In fact, that is more or less exactly what Paul says. “I am not ashamed of the gospel, because it
is the power of God for the salvation of everyone who believes.” (Romans 1:16)

All of this stuff we’ve gotten into these days about law and anti-nomianism, arguments about grace and law. These things are the result of a fundamental confusion about what the gospel is. We tell people that they are saved by grace and then we worry that if we then tell them that they need to be obedient too, that they’ll begin live under the law. We’re terrified of legalism, but we’re terrified of greasy-grace too and so we walk the tightrope and hope we don’t lose our balance.

It gets worse. Grace becomes a thing. You either have this thing called grace or you don’t. For Calvinists, this grace (whatever it is, a power, a force, a potion) is given to someone before they believe, enabling them to believe even. They are thus saved
before faith (contrary to Ephesians 2:8-9). For others, this grace (whatever it is, a power, a force, a potion) is given at some other point in the salvation process.

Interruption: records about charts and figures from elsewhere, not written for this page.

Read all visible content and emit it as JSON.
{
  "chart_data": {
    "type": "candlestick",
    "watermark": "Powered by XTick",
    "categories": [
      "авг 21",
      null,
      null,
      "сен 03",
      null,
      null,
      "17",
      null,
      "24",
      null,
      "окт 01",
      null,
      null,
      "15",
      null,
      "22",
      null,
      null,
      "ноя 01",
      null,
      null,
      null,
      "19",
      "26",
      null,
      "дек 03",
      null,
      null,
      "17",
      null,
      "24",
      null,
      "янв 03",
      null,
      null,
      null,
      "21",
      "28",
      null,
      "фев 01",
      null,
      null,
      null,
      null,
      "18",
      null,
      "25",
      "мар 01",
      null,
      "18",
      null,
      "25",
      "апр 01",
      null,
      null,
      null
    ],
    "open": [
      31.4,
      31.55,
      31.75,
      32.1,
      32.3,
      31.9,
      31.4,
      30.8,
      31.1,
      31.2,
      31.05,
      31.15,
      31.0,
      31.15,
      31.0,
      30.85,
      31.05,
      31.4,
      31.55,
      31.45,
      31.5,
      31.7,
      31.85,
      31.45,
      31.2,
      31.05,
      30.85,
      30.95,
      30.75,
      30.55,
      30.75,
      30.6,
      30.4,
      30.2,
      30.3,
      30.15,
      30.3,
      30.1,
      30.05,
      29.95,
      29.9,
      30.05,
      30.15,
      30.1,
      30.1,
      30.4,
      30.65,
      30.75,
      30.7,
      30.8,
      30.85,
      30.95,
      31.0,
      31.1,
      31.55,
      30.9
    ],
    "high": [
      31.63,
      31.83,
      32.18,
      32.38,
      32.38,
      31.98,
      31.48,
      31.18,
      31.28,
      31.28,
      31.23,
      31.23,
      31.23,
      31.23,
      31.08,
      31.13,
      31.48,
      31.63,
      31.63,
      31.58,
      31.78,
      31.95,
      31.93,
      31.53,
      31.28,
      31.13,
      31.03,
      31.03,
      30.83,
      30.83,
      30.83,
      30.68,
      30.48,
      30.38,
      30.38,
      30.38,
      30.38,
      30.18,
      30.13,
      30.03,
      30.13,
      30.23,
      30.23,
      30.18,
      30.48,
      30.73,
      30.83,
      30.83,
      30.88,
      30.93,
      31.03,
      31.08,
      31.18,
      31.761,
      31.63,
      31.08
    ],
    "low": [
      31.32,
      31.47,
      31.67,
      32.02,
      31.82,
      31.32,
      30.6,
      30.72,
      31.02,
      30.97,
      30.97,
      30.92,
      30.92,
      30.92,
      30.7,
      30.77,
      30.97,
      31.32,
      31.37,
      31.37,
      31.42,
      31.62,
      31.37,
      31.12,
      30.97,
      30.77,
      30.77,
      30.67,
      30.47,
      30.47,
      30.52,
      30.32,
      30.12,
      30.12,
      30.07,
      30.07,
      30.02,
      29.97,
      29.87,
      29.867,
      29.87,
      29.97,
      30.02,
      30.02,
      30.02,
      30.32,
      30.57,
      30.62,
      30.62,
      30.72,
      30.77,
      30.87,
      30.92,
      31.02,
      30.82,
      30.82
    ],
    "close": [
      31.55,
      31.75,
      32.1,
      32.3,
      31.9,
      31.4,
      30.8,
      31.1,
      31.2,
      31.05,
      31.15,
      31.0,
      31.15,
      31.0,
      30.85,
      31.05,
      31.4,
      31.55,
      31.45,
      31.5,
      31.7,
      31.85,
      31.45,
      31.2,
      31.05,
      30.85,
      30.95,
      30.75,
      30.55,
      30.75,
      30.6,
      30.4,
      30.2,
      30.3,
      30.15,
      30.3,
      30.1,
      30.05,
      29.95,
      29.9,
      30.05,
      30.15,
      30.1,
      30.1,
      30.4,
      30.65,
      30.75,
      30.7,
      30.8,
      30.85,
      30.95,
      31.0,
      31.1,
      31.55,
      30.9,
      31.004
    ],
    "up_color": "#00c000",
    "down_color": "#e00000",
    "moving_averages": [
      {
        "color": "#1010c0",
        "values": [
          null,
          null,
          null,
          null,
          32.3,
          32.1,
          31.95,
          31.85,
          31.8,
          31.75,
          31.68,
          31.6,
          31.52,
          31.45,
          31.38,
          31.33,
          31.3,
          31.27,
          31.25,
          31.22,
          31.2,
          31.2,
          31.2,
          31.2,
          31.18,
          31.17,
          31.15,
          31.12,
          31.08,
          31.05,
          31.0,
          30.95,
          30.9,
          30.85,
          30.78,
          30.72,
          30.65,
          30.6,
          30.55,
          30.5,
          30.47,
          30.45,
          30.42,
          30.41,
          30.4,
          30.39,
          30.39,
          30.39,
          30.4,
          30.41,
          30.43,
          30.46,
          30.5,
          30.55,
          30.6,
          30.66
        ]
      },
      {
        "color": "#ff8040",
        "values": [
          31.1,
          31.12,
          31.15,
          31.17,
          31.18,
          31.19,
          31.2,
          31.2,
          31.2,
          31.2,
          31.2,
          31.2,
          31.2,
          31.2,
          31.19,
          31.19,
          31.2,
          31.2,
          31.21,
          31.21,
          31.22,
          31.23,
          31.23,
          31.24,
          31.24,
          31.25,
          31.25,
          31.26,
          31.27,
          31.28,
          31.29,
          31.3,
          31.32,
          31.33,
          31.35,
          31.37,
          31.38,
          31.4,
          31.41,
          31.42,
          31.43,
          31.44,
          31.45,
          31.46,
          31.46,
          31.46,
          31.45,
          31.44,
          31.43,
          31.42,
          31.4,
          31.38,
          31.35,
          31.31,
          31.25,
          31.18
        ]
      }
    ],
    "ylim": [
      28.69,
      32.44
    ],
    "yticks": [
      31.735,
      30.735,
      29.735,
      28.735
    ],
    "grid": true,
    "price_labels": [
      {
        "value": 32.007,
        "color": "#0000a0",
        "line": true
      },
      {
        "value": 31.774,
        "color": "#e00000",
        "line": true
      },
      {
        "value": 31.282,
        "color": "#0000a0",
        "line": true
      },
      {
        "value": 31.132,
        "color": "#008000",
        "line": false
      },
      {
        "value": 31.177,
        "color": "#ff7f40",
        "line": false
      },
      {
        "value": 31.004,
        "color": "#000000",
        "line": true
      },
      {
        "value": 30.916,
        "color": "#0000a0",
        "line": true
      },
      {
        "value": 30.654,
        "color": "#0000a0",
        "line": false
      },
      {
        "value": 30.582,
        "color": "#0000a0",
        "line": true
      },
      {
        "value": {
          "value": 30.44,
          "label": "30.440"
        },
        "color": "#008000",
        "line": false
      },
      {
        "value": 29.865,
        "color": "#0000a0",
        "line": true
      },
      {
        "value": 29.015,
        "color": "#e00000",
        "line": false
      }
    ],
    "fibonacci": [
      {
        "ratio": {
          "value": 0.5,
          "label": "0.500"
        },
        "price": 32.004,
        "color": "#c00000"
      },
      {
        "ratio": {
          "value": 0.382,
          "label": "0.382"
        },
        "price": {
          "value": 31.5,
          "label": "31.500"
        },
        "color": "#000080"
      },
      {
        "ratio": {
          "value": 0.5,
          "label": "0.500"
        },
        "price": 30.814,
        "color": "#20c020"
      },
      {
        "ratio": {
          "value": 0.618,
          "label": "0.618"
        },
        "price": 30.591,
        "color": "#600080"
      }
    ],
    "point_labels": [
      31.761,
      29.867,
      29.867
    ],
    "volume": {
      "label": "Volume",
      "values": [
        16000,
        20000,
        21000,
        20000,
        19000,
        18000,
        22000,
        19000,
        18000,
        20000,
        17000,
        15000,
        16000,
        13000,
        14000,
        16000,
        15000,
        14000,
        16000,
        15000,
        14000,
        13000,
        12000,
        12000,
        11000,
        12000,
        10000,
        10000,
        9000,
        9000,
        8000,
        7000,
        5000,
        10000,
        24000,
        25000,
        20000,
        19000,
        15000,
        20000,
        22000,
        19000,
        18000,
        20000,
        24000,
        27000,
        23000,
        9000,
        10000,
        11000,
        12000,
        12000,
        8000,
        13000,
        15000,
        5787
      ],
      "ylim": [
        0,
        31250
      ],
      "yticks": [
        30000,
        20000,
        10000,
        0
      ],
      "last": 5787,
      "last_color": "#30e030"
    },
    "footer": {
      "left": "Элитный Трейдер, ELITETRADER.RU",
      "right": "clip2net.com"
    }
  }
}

But Wright has something to say about that too:

Grace is not a ‘thing’ — a heavenly gas, a pseudo-substance, which can be passed to and fro or pumped down pipelines. The word ‘grace’ is a shorthand way of speaking about God himself, the God who loves totally and unconditionally, whose love overflows in self-giving in creation, in redemption, in rooting out evil and sin and death from his world, in bringing to life that which was dead.



The gospel is the proclamation of King Jesus which is a summons into his Kingdom. It is a way of saying, “Jesus is King, serve him!” The element of grace — that amazing, wonderful grace — is that God himself sacrificially sent His Son — the true King — to die on that cross in order to defeat evil, sin and death. When that message is proclaimed God works in the hearts and minds of the hearers who, when upon receiving that message, have joined the Kingdom community of God and have become a part of the new creation.